On the other hand, because JIS X 4051 defines a set of note "reference marks" including the DOUBLE VERTICAL LINE, the JLREQ document seems to regard this character to be one of the note reference marks used in Japanese typography.
However, as far as I suspect, the reason why JIS X 4051 defines this character to be a note reference mark is not very clear. (By the way, this character is usually called 'parallels' in Western typography, according to Robert Bringhurst's book mentioned below).
As Ishii-san mentioned, Wikipedia also has a page introducing the character as a note reference mark:http://en.wikipedia.org/wiki/Footnotes
However, look at the sentence written by Robert Bringhurst quoted in the Wikipedia article. According to Bringhurst's The Elements of Typographic Style,
the following marks: section, parallels, and pilcrow should not be used as note reference marks today, because use of them is obsolete and can confuse the reader.
Similarly, Chicago Manual of Style,
16th Edition, allows all such reference marks to be used for tables, but it says only asterisk, dagger, double dagger, and section should be used for note references in the body text.（p. 666, p. 148）。
Hence, it can be said that the "parallels", viz. the DOUBLE VERTICAL LINE glyph is not used widely for publications today.

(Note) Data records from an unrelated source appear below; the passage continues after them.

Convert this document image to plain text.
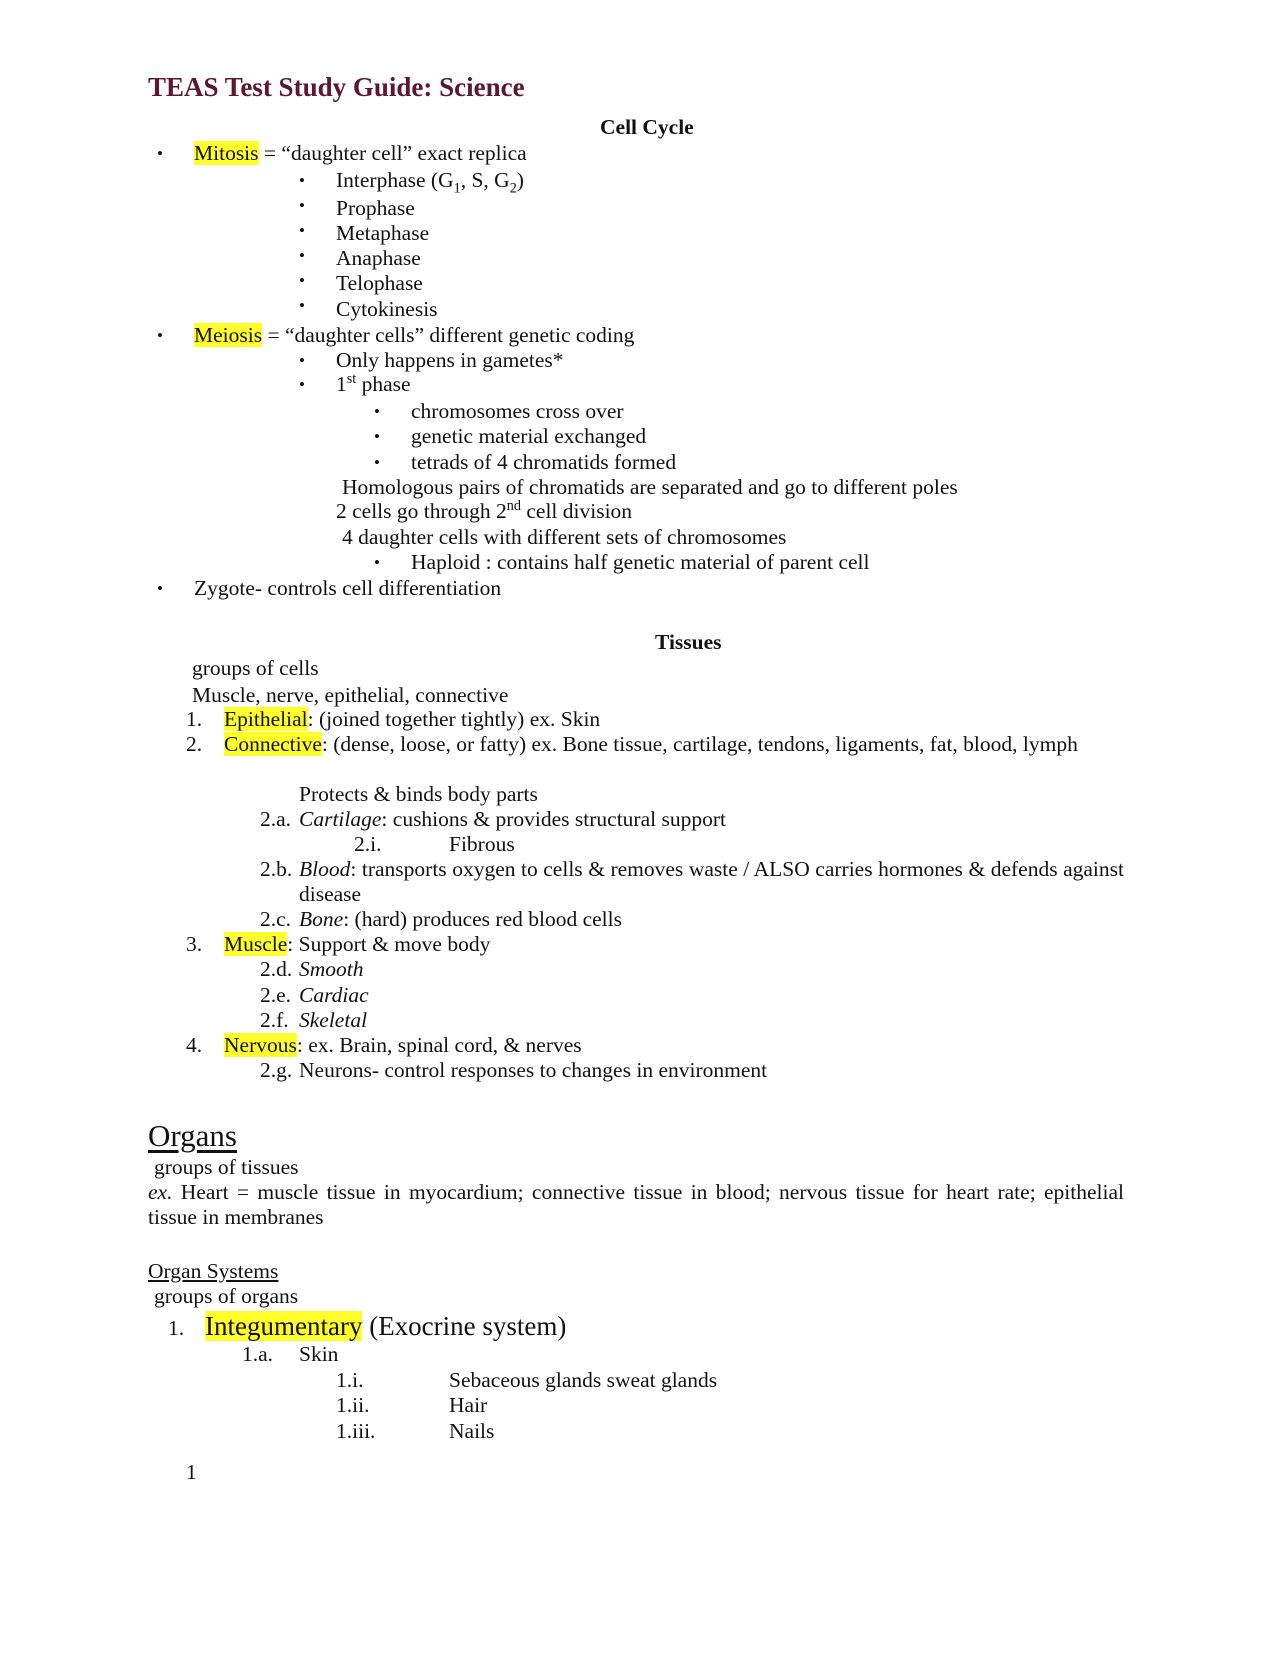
TEAS Test Study Guide: Science
Cell Cycle
• Mitosis = “daughter cell” exact replica
• Interphase ($G_1$, S, $G_2$)
• Prophase
• Metaphase
• Anaphase
• Telophase
• Cytokinesis
• Meiosis = “daughter cells” different genetic coding
• Only happens in gametes*
• 1st phase
• chromosomes cross over
• genetic material exchanged
• tetrads of 4 chromatids formed
Homologous pairs of chromatids are separated and go to different poles
2 cells go through 2nd cell division
4 daughter cells with different sets of chromosomes
• Haploid : contains half genetic material of parent cell
• Zygote- controls cell differentiation
Tissues
groups of cells
Muscle, nerve, epithelial, connective
1. Epithelial: (joined together tightly) ex. Skin
2. Connective: (dense, loose, or fatty) ex. Bone tissue, cartilage, tendons, ligaments, fat, blood, lymph
Protects & binds body parts
2.a. Cartilage: cushions & provides structural support
2.i.	Fibrous
2.b. Blood: transports oxygen to cells & removes waste / ALSO carries hormones & defends against disease
2.c. Bone: (hard) produces red blood cells
3. Muscle: Support & move body
2.d. Smooth
2.e. Cardiac
2.f. Skeletal
4. Nervous: ex. Brain, spinal cord, & nerves
2.g. Neurons- control responses to changes in environment
Organs
groups of tissues
ex. Heart = muscle tissue in myocardium; connective tissue in blood; nervous tissue for heart rate; epithelial tissue in membranes
Organ Systems
groups of organs
1. Integumentary (Exocrine system)
1.a. Skin
1.i.	Sebaceous glands sweat glands
1.ii.	Hair
1.iii.	Nails
1
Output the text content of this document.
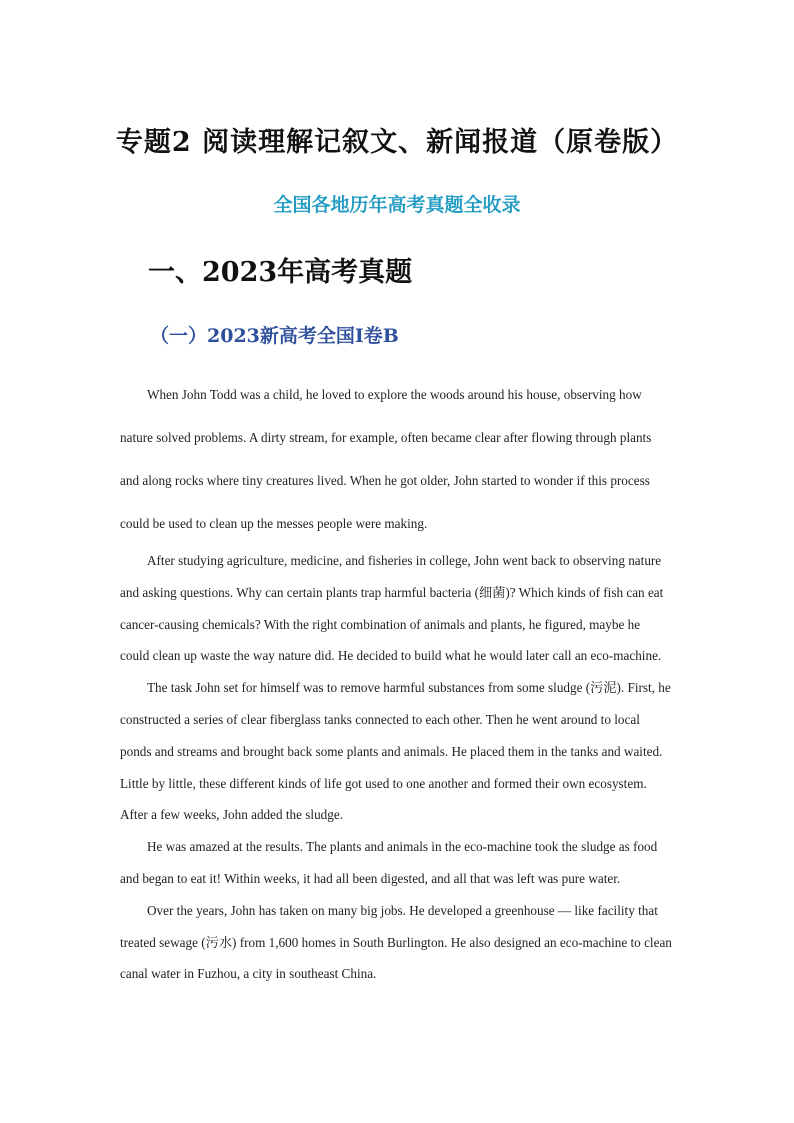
专题2 阅读理解记叙文、新闻报道（原卷版）
全国各地历年高考真题全收录
一、2023年高考真题
（一）2023新高考全国Ⅰ卷B

When John Todd was a child, he loved to explore the woods around his house, observing how nature solved problems. A dirty stream, for example, often became clear after flowing through plants and along rocks where tiny creatures lived. When he got older, John started to wonder if this process could be used to clean up the messes people were making.

After studying agriculture, medicine, and fisheries in college, John went back to observing nature and asking questions. Why can certain plants trap harmful bacteria (细菌)? Which kinds of fish can eat cancer-causing chemicals? With the right combination of animals and plants, he figured, maybe he could clean up waste the way nature did. He decided to build what he would later call an eco-machine.

The task John set for himself was to remove harmful substances from some sludge (污泥). First, he constructed a series of clear fiberglass tanks connected to each other. Then he went around to local ponds and streams and brought back some plants and animals. He placed them in the tanks and waited. Little by little, these different kinds of life got used to one another and formed their own ecosystem. After a few weeks, John added the sludge.

He was amazed at the results. The plants and animals in the eco-machine took the sludge as food and began to eat it! Within weeks, it had all been digested, and all that was left was pure water.

Over the years, John has taken on many big jobs. He developed a greenhouse — like facility that treated sewage (污水) from 1,600 homes in South Burlington. He also designed an eco-machine to clean canal water in Fuzhou, a city in southeast China.
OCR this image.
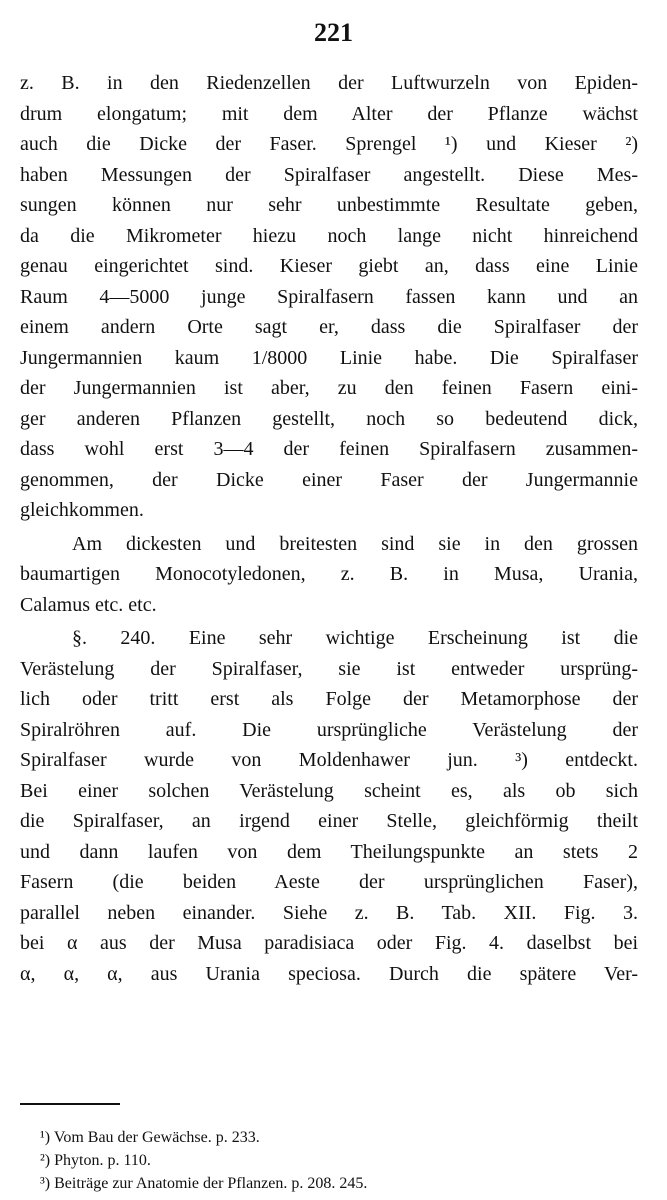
221
z. B. in den Riedenzellen der Luftwurzeln von Epiden-
drum elongatum; mit dem Alter der Pflanze wächst
auch die Dicke der Faser. Sprengel ¹) und Kieser ²)
haben Messungen der Spiralfaser angestellt. Diese Mes-
sungen können nur sehr unbestimmte Resultate geben,
da die Mikrometer hiezu noch lange nicht hinreichend
genau eingerichtet sind. Kieser giebt an, dass eine Linie
Raum 4—5000 junge Spiralfasern fassen kann und an
einem andern Orte sagt er, dass die Spiralfaser der
Jungermannien kaum 1/8000 Linie habe. Die Spiralfaser
der Jungermannien ist aber, zu den feinen Fasern eini-
ger anderen Pflanzen gestellt, noch so bedeutend dick,
dass wohl erst 3—4 der feinen Spiralfasern zusammen-
genommen, der Dicke einer Faser der Jungermannie
gleichkommen.
Am dickesten und breitesten sind sie in den grossen
baumartigen Monocotyledonen, z. B. in Musa, Urania,
Calamus etc. etc.
§. 240. Eine sehr wichtige Erscheinung ist die
Verästelung der Spiralfaser, sie ist entweder ursprüng-
lich oder tritt erst als Folge der Metamorphose der
Spiralröhren auf. Die ursprüngliche Verästelung der
Spiralfaser wurde von Moldenhawer jun. ³) entdeckt.
Bei einer solchen Verästelung scheint es, als ob sich
die Spiralfaser, an irgend einer Stelle, gleichförmig theilt
und dann laufen von dem Theilungspunkte an stets 2
Fasern (die beiden Aeste der ursprünglichen Faser),
parallel neben einander. Siehe z. B. Tab. XII. Fig. 3.
bei α aus der Musa paradisiaca oder Fig. 4. daselbst bei
α, α, α, aus Urania speciosa. Durch die spätere Ver-
¹) Vom Bau der Gewächse. p. 233.
²) Phyton. p. 110.
³) Beiträge zur Anatomie der Pflanzen. p. 208. 245.
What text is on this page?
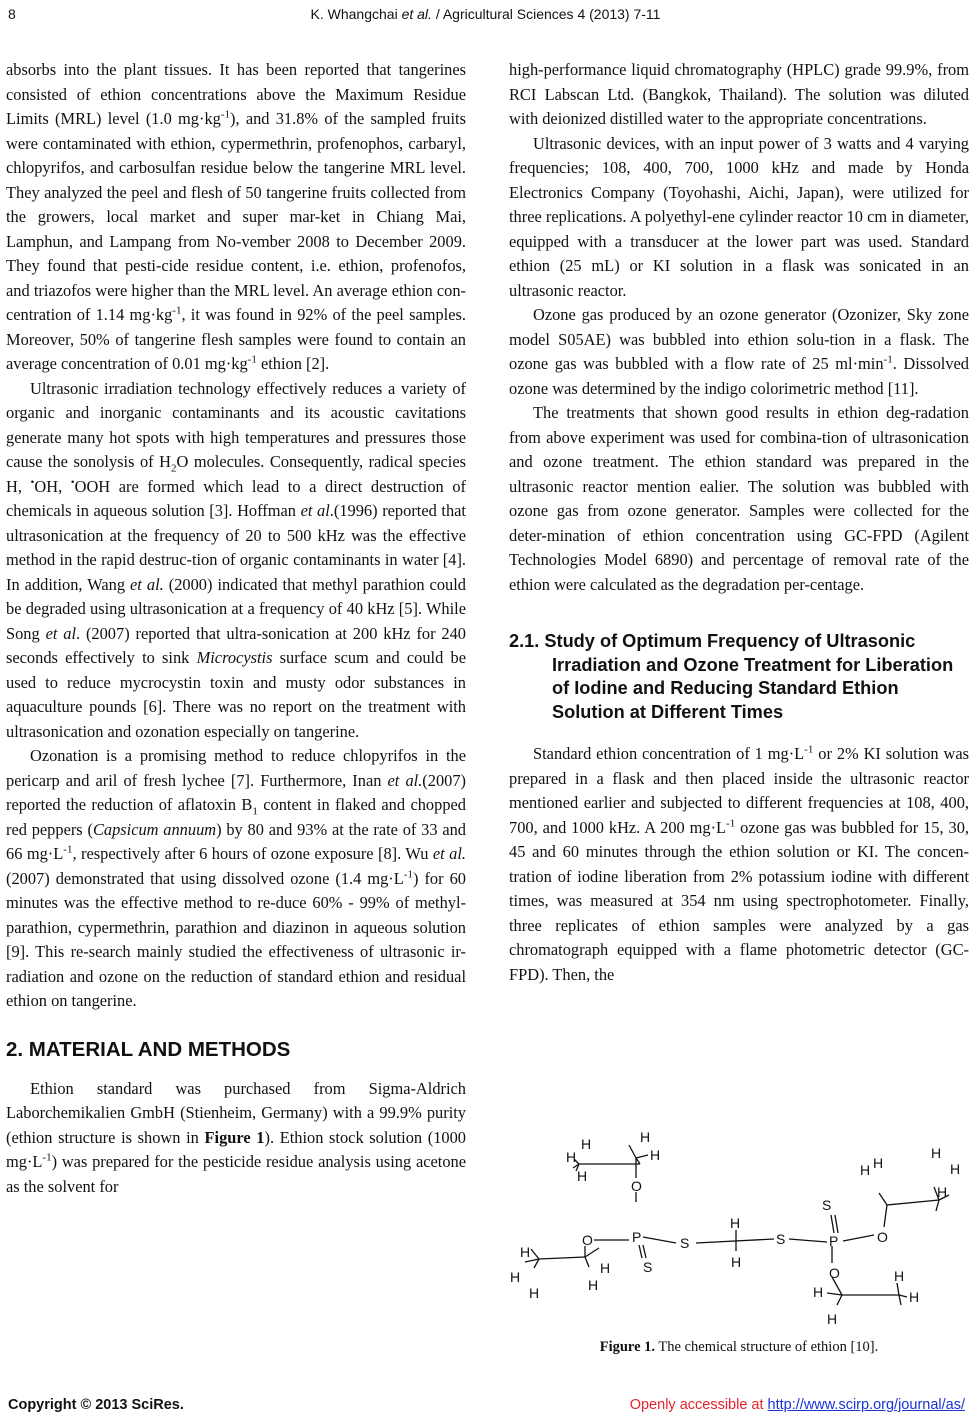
8	K. Whangchai et al. / Agricultural Sciences 4 (2013) 7-11

absorbs into the plant tissues. It has been reported that tangerines consisted of ethion concentrations above the Maximum Residue Limits (MRL) level (1.0 $mg\cdot kg^{-1}$), and 31.8% of the sampled fruits were contaminated with ethion, cypermethrin, profenophos, carbaryl, chlopyrifos, and carbosulfan residue below the tangerine MRL level. They analyzed the peel and flesh of 50 tangerine fruits collected from the growers, local market and super mar-ket in Chiang Mai, Lamphun, and Lampang from No-vember 2008 to December 2009. They found that pesti-cide residue content, i.e. ethion, profenofos, and triazofos were higher than the MRL level. An average ethion con-centration of 1.14 $mg\cdot kg^{-1}$, it was found in 92% of the peel samples. Moreover, 50% of tangerine flesh samples were found to contain an average concentration of 0.01 $mg\cdot kg^{-1}$ ethion [2].

Ultrasonic irradiation technology effectively reduces a variety of organic and inorganic contaminants and its acoustic cavitations generate many hot spots with high temperatures and pressures those cause the sonolysis of $H_2O$ molecules. Consequently, radical species H, •OH, •OOH are formed which lead to a direct destruction of chemicals in aqueous solution [3]. Hoffman et al.(1996) reported that ultrasonication at the frequency of 20 to 500 kHz was the effective method in the rapid destruc-tion of organic contaminants in water [4]. In addition, Wang et al. (2000) indicated that methyl parathion could be degraded using ultrasonication at a frequency of 40 kHz [5]. While Song et al. (2007) reported that ultra-sonication at 200 kHz for 240 seconds effectively to sink Microcystis surface scum and could be used to reduce mycrocystin toxin and musty odor substances in aquaculture pounds [6]. There was no report on the treatment with ultrasonication and ozonation especially on tangerine.

Ozonation is a promising method to reduce chlopyrifos in the pericarp and aril of fresh lychee [7]. Furthermore, Inan et al.(2007) reported the reduction of aflatoxin $B_1$ content in flaked and chopped red peppers (Capsicum annuum) by 80 and 93% at the rate of 33 and 66 $mg\cdot L^{-1}$, respectively after 6 hours of ozone exposure [8]. Wu et al. (2007) demonstrated that using dissolved ozone (1.4 $mg\cdot L^{-1}$) for 60 minutes was the effective method to re-duce 60% - 99% of methyl-parathion, cypermethrin, parathion and diazinon in aqueous solution [9]. This re-search mainly studied the effectiveness of ultrasonic ir-radiation and ozone on the reduction of standard ethion and residual ethion on tangerine.

2. MATERIAL AND METHODS

Ethion standard was purchased from Sigma-Aldrich Laborchemikalien GmbH (Stienheim, Germany) with a 99.9% purity (ethion structure is shown in Figure 1). Ethion stock solution (1000 $mg\cdot L^{-1}$) was prepared for the pesticide residue analysis using acetone as the solvent for

high-performance liquid chromatography (HPLC) grade 99.9%, from RCI Labscan Ltd. (Bangkok, Thailand). The solution was diluted with deionized distilled water to the appropriate concentrations.

Ultrasonic devices, with an input power of 3 watts and 4 varying frequencies; 108, 400, 700, 1000 kHz and made by Honda Electronics Company (Toyohashi, Aichi, Japan), were utilized for three replications. A polyethyl-ene cylinder reactor 10 cm in diameter, equipped with a transducer at the lower part was used. Standard ethion (25 mL) or KI solution in a flask was sonicated in an ultrasonic reactor.

Ozone gas produced by an ozone generator (Ozonizer, Sky zone model S05AE) was bubbled into ethion solu-tion in a flask. The ozone gas was bubbled with a flow rate of 25 $ml\cdot\min^{-1}$. Dissolved ozone was determined by the indigo colorimetric method [11].

The treatments that shown good results in ethion deg-radation from above experiment was used for combina-tion of ultrasonication and ozone treatment. The ethion standard was prepared in the ultrasonic reactor mention ealier. The solution was bubbled with ozone gas from ozone generator. Samples were collected for the deter-mination of ethion concentration using GC-FPD (Agilent Technologies Model 6890) and percentage of removal rate of the ethion were calculated as the degradation per-centage.

2.1. Study of Optimum Frequency of Ultrasonic Irradiation and Ozone Treatment for Liberation of Iodine and Reducing Standard Ethion Solution at Different Times

Standard ethion concentration of 1 $mg\cdot L^{-1}$ or 2% KI solution was prepared in a flask and then placed inside the ultrasonic reactor mentioned earlier and subjected to different frequencies at 108, 400, 700, and 1000 kHz. A 200 $mg\cdot L^{-1}$ ozone gas was bubbled for 15, 30, 45 and 60 minutes through the ethion solution or KI. The concen-tration of iodine liberation from 2% potassium iodine with different times, was measured at 354 nm using spectrophotometer. Finally, three replicates of ethion samples were analyzed by a gas chromatograph equipped with a flame photometric detector (GC-FPD). Then, the

H
H
H
H
H
O
P
O
S
S
H
H
H
H
H
H
H
S
S
P	O
O
H H
H
H
H
H
H
H
H
Figure 1. The chemical structure of ethion [10].
Copyright © 2013 SciRes.	Openly accessible at http://www.scirp.org/journal/as/
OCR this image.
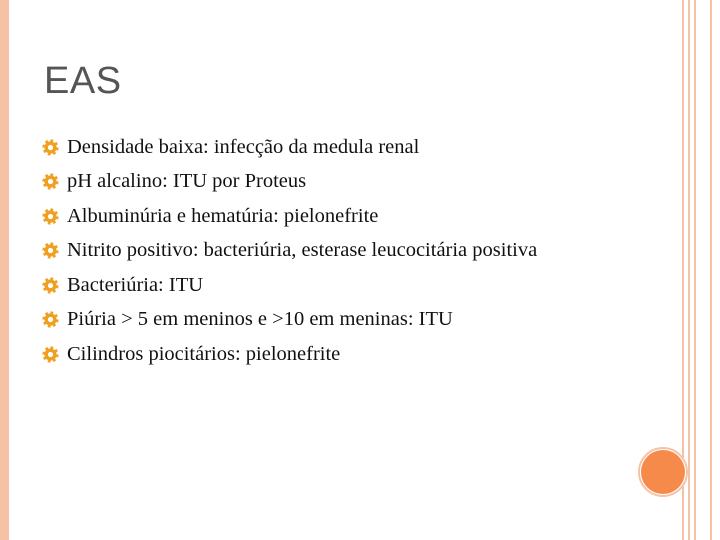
EAS
Densidade baixa: infecção da medula renal
pH alcalino: ITU por Proteus
Albuminúria e hematúria: pielonefrite
Nitrito positivo: bacteriúria, esterase leucocitária positiva
Bacteriúria: ITU
Piúria > 5 em meninos e >10 em meninas: ITU
Cilindros piocitários: pielonefrite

In addition, as I mentioned in the beginning, many Japanese fonts have used the －90 degrees rotated shape for the vertical writing mode, with the help of the 'vert' table, and this makes it clear that using the －90 degrees rotated shape for the vertical writing mode is the most practical and reasonable usage of the U+2016 character.
For this reason, I suspect that JLREQ's assumption that the DOUBLE VERTICAL LINE glyph corresponding to U+2016 should be regarded as a note reference mark, is incorrect in practical publishing and printing contexts in Japan.
Also, for the reasons mentioned above, I think the vertical posture of the U+2016 character should not be "Upright", and it should be the －90 degrees rotated shape, as represented by using the 'vert' table in many Japanese fonts available today.
1. Robert Bringhurst, The Elements of Typographic Style, Second Ed., Hartley & Marks, Point Roberts and Vancouver 1996.
2. Chicago Manual of Style, 16th Edition, The University of Chicago Press, Chicago and London 2010.